Ao mergulhar na história do blog, encetei, num fôlego, uma espécie de viagem ao passado. Foi suficiente para perceber que algo mudou. Não me lembro do porquê, mas, a determinada altura (ou fundura) da minha vida, senti a necessidade da adotar um poema que me identificasse. Apenas, claro, para exercício e consumo interno. O primeiro poema a que recorri foi, com alguma naturalidade, “Amador sem Coisa Amada” de António Gedeão. Mais tarde, na lonjura das noites, procurei personalizar algo que me caracterizasse um pouco melhor. Algo que me identificasse e servisse como uma espécie de fato à medida. Não me importei de passar da seda do fato de Gedeão, para a ganga rota e serapilheira desbotada das palavras que cozi. Quis arriscar e cair dentro do poço que bebe de mim. Esse ensaio de poema serviu durante largos tempos, mas creio que já não me assenta. Começo a sentir-me uma espécie de rei vai nu.

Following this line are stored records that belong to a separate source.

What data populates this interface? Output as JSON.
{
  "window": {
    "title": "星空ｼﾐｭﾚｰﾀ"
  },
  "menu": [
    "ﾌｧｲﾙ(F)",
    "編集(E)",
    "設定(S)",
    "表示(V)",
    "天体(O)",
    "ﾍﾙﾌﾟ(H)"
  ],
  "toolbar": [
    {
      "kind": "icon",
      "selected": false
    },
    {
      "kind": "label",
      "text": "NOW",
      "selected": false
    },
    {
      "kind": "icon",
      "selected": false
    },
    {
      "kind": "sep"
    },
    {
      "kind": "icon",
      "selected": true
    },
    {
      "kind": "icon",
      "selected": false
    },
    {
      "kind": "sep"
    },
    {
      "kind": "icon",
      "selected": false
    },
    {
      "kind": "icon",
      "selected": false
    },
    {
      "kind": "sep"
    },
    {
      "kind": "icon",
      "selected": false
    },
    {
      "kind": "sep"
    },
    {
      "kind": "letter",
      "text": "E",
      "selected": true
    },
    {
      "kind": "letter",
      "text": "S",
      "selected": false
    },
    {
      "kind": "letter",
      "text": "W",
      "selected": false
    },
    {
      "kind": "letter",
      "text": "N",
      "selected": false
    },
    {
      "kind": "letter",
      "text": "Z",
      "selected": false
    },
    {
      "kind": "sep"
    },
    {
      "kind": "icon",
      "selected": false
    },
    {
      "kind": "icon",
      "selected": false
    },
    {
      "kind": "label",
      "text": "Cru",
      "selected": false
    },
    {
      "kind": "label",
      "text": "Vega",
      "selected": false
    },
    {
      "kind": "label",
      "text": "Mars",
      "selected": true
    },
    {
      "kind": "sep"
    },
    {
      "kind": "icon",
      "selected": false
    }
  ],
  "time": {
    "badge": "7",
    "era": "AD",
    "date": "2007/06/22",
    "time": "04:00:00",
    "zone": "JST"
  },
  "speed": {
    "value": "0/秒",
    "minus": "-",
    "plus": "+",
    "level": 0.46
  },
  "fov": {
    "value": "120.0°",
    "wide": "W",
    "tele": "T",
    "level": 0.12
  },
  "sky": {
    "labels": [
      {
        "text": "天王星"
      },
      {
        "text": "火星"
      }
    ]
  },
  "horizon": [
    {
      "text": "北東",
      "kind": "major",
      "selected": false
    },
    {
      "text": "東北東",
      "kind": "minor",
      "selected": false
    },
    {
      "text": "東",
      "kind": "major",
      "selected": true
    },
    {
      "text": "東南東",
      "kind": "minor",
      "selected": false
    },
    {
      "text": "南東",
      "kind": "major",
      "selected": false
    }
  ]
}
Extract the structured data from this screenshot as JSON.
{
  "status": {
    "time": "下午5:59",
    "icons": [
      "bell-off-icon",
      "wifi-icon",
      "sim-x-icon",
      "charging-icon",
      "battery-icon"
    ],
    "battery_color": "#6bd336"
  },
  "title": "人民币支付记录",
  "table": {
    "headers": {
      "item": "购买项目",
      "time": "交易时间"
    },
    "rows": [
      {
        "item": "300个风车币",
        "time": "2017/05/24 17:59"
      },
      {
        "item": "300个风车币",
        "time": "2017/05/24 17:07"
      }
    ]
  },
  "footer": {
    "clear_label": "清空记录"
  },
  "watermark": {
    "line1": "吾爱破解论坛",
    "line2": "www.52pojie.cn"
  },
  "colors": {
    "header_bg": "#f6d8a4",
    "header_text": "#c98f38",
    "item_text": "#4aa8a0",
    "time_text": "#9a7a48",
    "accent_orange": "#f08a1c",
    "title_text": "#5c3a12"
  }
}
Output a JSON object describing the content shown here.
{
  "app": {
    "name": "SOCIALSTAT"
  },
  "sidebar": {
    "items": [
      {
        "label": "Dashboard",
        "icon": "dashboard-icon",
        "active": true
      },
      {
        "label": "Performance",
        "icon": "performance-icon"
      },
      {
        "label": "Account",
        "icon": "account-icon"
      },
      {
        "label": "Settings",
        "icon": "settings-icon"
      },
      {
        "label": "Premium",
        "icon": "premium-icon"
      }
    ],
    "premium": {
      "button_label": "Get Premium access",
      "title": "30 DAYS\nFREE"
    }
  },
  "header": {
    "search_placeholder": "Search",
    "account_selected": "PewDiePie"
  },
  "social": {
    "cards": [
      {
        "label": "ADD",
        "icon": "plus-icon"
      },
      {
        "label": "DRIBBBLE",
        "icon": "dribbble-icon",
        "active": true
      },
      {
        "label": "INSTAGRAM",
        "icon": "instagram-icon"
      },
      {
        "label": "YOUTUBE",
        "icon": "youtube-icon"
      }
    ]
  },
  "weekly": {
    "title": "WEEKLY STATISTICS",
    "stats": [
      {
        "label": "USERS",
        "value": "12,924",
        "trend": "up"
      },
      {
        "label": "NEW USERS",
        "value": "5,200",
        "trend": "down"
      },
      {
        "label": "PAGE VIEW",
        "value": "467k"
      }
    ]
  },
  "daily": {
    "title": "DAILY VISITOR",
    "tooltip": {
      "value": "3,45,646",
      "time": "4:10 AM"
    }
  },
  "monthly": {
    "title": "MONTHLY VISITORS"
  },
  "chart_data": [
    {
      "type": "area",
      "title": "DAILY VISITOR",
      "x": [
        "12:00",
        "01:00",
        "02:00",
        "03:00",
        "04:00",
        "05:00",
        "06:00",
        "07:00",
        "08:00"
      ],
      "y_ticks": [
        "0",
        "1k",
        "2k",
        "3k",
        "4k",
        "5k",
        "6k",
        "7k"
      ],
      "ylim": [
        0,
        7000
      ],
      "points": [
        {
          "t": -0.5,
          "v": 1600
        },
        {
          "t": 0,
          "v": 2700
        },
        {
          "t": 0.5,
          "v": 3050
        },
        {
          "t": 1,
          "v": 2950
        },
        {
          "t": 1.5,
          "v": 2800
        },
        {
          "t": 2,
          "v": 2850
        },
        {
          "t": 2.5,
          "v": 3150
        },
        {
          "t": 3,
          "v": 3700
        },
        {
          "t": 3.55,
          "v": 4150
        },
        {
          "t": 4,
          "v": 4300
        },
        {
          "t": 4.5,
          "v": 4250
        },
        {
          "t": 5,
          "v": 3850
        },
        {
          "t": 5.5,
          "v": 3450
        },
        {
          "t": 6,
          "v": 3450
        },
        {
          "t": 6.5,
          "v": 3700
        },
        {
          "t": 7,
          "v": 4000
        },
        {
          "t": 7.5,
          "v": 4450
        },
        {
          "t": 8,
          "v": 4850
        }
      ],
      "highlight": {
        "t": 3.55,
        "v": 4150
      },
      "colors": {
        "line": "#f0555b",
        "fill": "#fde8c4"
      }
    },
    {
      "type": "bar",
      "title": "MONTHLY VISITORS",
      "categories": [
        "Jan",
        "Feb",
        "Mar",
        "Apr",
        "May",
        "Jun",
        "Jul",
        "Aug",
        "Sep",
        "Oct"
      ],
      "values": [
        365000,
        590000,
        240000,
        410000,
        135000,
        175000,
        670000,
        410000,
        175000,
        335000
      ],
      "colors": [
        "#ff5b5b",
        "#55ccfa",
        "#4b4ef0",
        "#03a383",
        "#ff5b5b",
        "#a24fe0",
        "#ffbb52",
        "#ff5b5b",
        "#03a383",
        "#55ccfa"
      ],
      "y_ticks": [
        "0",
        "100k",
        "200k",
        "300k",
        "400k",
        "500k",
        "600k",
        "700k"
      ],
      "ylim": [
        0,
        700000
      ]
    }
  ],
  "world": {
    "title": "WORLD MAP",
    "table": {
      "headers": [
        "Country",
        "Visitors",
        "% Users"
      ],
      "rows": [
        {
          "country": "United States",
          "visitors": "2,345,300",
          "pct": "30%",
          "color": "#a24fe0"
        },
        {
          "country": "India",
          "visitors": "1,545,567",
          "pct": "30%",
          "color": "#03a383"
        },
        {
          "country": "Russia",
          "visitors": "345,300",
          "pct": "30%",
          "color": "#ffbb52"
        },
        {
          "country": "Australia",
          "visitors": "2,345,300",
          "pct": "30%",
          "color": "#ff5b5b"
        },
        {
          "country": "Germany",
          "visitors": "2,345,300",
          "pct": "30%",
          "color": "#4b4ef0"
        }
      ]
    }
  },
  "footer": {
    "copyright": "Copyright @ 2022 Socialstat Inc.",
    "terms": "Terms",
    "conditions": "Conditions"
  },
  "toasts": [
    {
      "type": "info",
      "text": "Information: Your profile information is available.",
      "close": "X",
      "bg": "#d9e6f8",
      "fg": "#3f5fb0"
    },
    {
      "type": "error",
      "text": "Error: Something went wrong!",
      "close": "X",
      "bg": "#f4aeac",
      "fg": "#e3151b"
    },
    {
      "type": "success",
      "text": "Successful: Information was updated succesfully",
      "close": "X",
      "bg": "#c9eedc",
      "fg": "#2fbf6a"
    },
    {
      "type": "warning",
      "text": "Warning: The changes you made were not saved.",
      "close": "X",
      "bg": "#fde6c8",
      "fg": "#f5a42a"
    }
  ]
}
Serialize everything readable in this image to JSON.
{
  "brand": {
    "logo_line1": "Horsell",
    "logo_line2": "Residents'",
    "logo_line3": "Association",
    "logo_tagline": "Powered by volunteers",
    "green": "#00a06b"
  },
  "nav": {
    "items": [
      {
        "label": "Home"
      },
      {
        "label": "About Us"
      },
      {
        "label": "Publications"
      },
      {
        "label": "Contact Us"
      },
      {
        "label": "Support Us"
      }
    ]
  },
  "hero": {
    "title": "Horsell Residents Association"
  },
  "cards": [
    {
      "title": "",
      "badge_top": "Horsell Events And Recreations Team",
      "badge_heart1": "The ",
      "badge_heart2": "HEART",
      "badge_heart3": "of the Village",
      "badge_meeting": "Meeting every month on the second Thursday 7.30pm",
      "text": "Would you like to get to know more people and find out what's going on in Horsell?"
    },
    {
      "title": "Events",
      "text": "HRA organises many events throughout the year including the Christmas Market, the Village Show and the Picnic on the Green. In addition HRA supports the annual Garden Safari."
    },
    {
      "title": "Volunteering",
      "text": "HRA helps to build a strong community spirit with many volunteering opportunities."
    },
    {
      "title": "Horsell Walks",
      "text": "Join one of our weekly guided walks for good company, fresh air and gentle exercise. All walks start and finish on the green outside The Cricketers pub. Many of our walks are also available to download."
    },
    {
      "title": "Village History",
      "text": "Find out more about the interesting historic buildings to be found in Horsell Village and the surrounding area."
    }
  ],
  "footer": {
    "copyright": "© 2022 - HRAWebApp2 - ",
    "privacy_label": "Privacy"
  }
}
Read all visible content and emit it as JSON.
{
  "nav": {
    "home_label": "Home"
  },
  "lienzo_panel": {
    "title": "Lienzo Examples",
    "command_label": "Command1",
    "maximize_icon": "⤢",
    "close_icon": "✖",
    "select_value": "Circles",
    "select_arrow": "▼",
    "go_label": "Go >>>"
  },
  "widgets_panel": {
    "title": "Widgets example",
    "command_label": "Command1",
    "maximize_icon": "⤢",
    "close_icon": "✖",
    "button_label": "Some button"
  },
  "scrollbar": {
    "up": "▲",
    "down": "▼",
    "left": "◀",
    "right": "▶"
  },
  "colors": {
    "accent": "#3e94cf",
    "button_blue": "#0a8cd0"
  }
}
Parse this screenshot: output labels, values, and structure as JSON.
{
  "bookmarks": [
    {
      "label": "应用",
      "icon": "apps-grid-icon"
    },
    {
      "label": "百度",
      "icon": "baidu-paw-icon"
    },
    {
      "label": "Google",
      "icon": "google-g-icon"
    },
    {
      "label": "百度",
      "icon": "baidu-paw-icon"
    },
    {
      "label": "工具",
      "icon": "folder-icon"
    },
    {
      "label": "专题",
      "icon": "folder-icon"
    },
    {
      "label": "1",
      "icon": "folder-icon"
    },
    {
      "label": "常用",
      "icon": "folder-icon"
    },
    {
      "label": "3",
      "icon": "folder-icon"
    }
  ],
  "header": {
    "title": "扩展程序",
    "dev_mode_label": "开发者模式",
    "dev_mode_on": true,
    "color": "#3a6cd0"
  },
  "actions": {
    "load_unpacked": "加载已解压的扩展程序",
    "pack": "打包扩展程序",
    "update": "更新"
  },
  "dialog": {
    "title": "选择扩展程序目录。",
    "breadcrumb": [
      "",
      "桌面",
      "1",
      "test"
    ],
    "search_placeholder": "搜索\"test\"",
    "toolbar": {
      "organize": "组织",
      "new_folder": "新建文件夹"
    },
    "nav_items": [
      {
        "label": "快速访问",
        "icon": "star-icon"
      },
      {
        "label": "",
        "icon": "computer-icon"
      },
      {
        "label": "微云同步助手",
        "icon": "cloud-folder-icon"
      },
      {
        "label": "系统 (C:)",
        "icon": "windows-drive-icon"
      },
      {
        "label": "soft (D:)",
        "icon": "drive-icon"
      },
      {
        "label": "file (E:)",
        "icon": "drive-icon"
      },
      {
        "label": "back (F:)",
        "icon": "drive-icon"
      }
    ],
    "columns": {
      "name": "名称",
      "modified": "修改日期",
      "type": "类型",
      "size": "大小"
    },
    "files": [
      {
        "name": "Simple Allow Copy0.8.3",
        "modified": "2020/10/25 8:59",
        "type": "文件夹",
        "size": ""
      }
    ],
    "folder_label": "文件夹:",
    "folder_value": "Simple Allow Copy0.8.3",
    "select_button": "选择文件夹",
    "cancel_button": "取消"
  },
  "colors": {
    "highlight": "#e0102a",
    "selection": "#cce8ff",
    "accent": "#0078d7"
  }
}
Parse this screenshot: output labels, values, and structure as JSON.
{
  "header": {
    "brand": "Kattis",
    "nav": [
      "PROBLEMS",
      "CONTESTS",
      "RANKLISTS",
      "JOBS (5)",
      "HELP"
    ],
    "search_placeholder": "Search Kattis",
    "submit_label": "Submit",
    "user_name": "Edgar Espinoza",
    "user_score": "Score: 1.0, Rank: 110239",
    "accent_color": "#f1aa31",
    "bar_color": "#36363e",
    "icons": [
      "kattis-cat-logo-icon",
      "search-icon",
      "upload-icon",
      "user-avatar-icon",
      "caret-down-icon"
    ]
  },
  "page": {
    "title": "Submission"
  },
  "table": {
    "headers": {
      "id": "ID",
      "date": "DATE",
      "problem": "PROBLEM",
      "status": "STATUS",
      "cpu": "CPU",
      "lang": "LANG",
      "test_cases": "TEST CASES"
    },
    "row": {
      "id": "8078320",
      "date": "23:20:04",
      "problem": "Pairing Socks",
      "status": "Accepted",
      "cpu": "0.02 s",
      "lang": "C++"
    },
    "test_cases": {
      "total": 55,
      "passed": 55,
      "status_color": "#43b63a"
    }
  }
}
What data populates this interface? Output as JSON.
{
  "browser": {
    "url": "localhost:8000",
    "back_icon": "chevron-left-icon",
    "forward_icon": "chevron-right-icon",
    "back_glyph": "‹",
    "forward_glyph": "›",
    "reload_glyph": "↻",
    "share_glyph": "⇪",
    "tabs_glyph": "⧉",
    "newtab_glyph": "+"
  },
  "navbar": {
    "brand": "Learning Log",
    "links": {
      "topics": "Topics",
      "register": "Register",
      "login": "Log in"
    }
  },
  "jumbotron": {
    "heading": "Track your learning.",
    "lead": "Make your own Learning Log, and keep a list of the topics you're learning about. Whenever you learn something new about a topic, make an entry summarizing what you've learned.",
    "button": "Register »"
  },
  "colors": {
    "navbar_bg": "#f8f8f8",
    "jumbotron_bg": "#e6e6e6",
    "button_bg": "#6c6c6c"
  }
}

Ainda que o monge comece por tecer o hábito, tantas vezes o hábito acaba a fazer o monge. Não quero obedecer nem, tão-pouco, fazer fretes a poemas. Não sei quem sou, mas, ali, já não sou eu. Mais ou menos na época em que escrevi o “Sombra Lunar”, escrevi o poema que, acredito, hoje me cai melhor. Hoje dispo as vestes rasgadas e visto o “Poema Invisível”.

 

 

Amador sem Coisa Amada – Poema de António Gedeão

"

Resolvi andar na rua

com os olhos postos no chão.

Quem me quiser que me chame

ou que me toque com a mão.

 

Quando a angústia embaciar

de tédio os olhos vidrados,

olharei para os prédios altos,

para as telhas dos telhados.

 

Amador sem coisa amada,

aprendiz colegial.

Sou amador da existência,

não chego a profissional.

"

 

Sombra Lunar

"

Parece-me, de noite, ver alguém na Lua,

solitário e prisioneiro do seu lado oculto.

Parece navegar as cinzas numa falua

e arrastar-se no sedimento como um vulto.

 

Existirão seres extraterrestres,

ou será apenas a névoa do meu olhar cansado?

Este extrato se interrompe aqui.